At this point in time I am a rank beginner with no specific intentions or even ideas for my Blog. Everything is experimental while I try to pick up the basics —indeed, I have already been busy creating and deleting entries, trying to figure out how to include pictures, mainly, and integrate them into text; looking into the FAQs and Forums for possibilities, hints, advice; wondering what I might like to write about.
I’ve already kept a training journal for a couple of years as I prepared to ride a bicycle from San Francisco to L.A., with AIDS/Lifecycle, as well as documenting my experience as a Training Ride Leader. And I will very likely use this space for the same purpose. It occurs to me that this kind of format would also be ideal for posting useful information about cycling, tips on bicycle safety, maintenance, etc. But already I’m imagining this as something less utilitarian, less task-bound, more personal, a chance to explore and formulate ideas, observations, concerns, opinions. A useful discipline, a self-accounting, an attempt to tell the truth, the whole truth, etc., if I can find the courage, the desire, the time to keep it up. And somewhere between private and public: I hardly intend to be confessional and can hardly imagine who else could possibly care to read what I may manage to write? Well, experimental is the word. We’ll have to see what if anything develops. I’m going to close this introduction by attempting to load a foto.
That went pretty well, actually: I ended up pasting html code from Flick’r rather than uploading the jpeg from my computer (that sounds so matter-of-fact and blasé, but in truth it’s amazing that such a thing is possible); I don’t know if the image got “optimized” as is recommended, but I resized it by dragging the corners till it fit on the page; I sort of hoped I could run text around it, and I know I just need to learn how.
The foto I picked at random—really! but it now seems appropriate as a current image of me: in cycling gear, with my “trademark” red sweatband and mirror, on the top of Mt.
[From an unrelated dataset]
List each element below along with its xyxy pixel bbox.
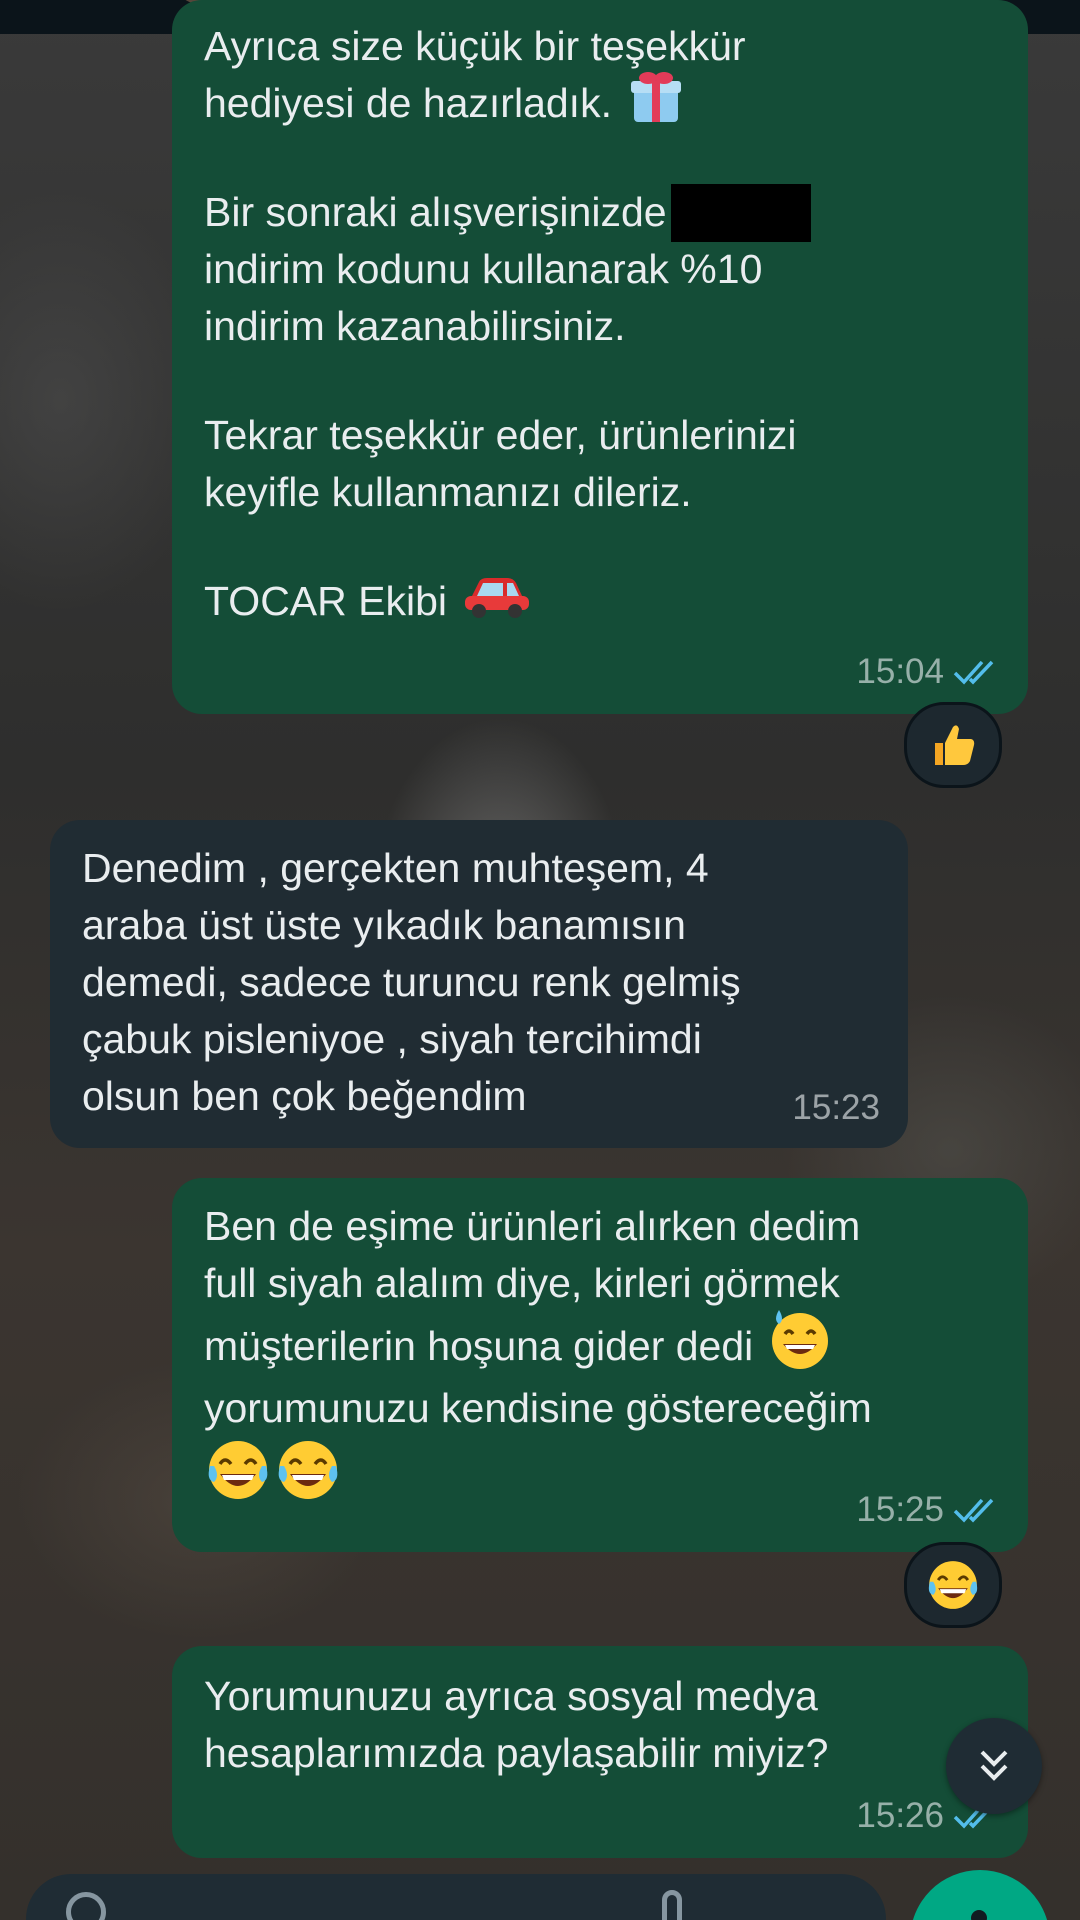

Diablo which I had just succeeded in riding all the way up for the first time. The face, by the way, reminds me a lot of my mother’s: it may just be the wrinkles and the slight puffiness, the tension around the eyes. Family resemblance. I remember her as an older woman, and now I am advanced in age. But the smile is mine, I think, and the California jersey.
But that sounds like the beginning of another story. I still haven’t said much about me, and maybe it will have to await another writing.